Duka Sedalam Cinta ini ternyata sekuel dari film pertamanya Ketika Mas Gagah Pergi (KMGP). Agak kurang setuju terhadap penamaan film ini karena artinya bunda dan tim harus mengedukasi ulang masyarakat kalau ini adalah sekuel dari film KMGP. Bahkan beberapa teman saya juga gak engeh kalau ini lanjutan dari film KMGP.
KMGP diangkat dari cerita karya bunda Helvy Tiana Rosi. Ketika menonton film pertama, saya emang agak terkejut mendapati bahwa filmnya berupa sekuel. Jadi memang ketika selesai menonton film pertama saya merasa digantung sama filmnya hehe. Maka KMGP 2 adalah film yang sangat saya nantikan. Antusias saya dalam menyambut hadirnya film ini sama seperti ketika saya menyambut KMGP pertama. Hal ini dikarenakan KMGP adalah salah satu cerita sekaligus buku favorit bagi saya. Cerita pendek KMGP dalam buku dengan judul yang sama telah jadi jalan yang memuluskan proses hijrah saya diawal-awal, memantapkan hati saya untuk hijrah menuju taat terhadap perintah Allah kepada para muslimah, perintah untuk menutup aurat.
Saya yang saat itu masih remaja SMA memang tidak memiliki kondisi seideal Gita, tokoh adik Mas Gagah. Saya juga memang tidak setomboy Gita dan juga tidak memiliki lingkungan pergaulan seperti Gita. Saya pada masa itu hanya remaja SMA biasa, tidak punya abang seperti Mas Gagah, dan justru alhamdulillah memiliki lingkungan teman (anak-anak IPA yang mostly kelakuannya gak macem-macem dan anak-anak rohis) yang terjaga insyaAllah.
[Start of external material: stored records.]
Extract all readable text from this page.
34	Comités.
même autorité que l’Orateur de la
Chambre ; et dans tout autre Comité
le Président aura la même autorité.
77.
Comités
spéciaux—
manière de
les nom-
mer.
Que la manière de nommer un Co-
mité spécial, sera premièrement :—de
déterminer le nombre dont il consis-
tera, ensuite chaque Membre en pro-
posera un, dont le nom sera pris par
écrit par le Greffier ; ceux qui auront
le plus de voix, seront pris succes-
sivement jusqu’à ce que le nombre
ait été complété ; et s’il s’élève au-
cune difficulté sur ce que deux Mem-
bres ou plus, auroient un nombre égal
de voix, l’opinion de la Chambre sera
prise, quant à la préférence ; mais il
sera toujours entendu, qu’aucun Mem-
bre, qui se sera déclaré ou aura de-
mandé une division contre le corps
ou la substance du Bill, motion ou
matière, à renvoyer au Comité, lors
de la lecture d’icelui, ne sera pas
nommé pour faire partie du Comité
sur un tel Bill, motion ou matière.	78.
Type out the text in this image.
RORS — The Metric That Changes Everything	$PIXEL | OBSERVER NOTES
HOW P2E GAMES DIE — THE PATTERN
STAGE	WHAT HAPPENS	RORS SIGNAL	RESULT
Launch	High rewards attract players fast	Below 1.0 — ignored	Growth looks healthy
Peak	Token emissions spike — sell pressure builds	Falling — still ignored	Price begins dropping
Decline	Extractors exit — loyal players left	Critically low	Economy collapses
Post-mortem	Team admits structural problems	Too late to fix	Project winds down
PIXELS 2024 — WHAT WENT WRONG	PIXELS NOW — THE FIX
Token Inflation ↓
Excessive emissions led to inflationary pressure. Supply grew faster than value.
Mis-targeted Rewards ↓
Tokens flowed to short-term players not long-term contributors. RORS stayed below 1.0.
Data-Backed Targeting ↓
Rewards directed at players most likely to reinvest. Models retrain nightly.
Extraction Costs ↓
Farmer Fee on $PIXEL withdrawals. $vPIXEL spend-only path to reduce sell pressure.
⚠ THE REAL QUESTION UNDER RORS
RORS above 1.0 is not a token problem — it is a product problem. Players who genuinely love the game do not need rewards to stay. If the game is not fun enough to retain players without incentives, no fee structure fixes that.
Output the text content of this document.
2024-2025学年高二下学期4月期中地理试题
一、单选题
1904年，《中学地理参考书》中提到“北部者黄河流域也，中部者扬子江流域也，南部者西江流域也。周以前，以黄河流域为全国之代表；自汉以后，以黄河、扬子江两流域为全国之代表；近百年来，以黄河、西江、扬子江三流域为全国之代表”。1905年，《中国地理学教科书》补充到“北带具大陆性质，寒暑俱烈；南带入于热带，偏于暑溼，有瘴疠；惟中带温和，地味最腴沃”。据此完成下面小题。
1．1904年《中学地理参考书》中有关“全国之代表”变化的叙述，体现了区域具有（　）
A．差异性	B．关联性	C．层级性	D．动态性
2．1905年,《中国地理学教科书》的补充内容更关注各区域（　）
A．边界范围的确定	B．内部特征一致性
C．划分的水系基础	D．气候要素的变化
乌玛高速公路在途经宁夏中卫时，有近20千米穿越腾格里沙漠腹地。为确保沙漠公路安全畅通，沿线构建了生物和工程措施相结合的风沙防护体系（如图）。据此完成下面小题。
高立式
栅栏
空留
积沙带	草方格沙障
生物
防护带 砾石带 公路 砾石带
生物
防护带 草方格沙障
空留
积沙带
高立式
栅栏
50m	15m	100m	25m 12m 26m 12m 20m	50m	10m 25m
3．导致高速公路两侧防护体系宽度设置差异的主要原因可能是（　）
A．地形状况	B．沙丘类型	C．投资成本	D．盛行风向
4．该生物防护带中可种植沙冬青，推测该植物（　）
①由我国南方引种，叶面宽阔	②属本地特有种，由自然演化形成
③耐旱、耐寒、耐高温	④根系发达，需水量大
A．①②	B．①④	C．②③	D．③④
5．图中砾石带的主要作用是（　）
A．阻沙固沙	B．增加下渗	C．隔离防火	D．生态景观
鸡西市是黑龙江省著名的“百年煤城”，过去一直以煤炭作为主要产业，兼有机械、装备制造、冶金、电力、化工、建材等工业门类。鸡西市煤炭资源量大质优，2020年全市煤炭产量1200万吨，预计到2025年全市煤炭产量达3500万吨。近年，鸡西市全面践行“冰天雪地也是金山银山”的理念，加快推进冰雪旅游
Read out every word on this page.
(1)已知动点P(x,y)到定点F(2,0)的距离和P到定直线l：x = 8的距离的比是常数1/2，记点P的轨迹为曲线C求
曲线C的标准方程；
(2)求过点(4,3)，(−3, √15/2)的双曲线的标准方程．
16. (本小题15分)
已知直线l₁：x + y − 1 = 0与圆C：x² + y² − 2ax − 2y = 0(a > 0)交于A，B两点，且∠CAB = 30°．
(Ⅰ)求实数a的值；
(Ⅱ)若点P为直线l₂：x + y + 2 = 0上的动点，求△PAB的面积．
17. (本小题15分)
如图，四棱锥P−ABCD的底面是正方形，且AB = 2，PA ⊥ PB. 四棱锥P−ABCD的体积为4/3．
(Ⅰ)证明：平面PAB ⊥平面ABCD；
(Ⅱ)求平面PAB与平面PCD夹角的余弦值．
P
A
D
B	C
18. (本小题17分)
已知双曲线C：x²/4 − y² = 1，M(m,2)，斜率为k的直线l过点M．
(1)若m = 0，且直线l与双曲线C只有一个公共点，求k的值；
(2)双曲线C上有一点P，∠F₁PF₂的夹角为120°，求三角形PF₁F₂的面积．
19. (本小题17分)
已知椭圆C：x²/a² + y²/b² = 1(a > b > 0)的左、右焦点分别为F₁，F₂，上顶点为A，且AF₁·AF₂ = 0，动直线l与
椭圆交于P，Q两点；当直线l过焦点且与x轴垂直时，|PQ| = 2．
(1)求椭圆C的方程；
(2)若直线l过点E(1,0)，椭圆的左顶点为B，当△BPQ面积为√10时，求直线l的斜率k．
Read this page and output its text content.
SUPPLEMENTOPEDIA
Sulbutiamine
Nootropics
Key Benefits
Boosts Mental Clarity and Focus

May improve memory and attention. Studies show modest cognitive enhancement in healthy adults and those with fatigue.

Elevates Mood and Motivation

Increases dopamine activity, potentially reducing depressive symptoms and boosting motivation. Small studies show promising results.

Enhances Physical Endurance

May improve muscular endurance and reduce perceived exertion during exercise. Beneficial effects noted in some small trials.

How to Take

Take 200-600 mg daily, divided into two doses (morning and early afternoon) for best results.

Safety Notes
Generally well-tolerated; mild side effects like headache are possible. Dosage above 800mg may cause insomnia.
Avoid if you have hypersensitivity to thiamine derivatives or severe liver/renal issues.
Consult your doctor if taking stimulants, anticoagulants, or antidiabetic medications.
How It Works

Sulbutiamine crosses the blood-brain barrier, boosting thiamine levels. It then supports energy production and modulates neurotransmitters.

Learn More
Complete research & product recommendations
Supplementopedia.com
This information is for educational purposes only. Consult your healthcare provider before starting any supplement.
Kisah Gita begitu menginspirasi saya, Gita dengan proses hijrahnya untuk berhijab yang kemudian dilanjutkan dengan perihnya kehilangan mas Gagah tercintanya membuat saya banyak menitikkan air mata dalam membaca kisahnya.
Qadarullah, buku yang bukan milik saya pribadi, buku lusuh yang hanya saja tiba-tiba berada di kamar, buku yang ternyata dipinjam adik perempuan saya dari masjid sekolahnya, telah menjadi jalan hidayah bagi saya. Ketika selesai membaca seluruh ceritanya, saya mantap melanjutkan niat saya untuk menutup aurat yang masih mengintip malu-malu. Setelah menangis tersedu-sedu menyelesaikan bukunya, saya menyampaikan niatan ini kepada Ibu saya untuk menggunakan hijab. Oh iya teringat salah satu kisah dalam buku tersebut tentang perjuangan seorang muslimah yang banyak menerima pertentangan dari keluarganya ketika memutuskan berhijab. Maka saya teramat bersyukur karena niatan saya disambut baik oleh Ibu saya. Izinpun sudah saya kantongi dan Ibu saya berkata akan mulai mencicil membelikan seragam baru berlengan panjang untuk saya sekolah. Alhamdulillah, semoga menjadi amal jariyahnya bunda dan jadi pahala yang besar untuk Ibu saya.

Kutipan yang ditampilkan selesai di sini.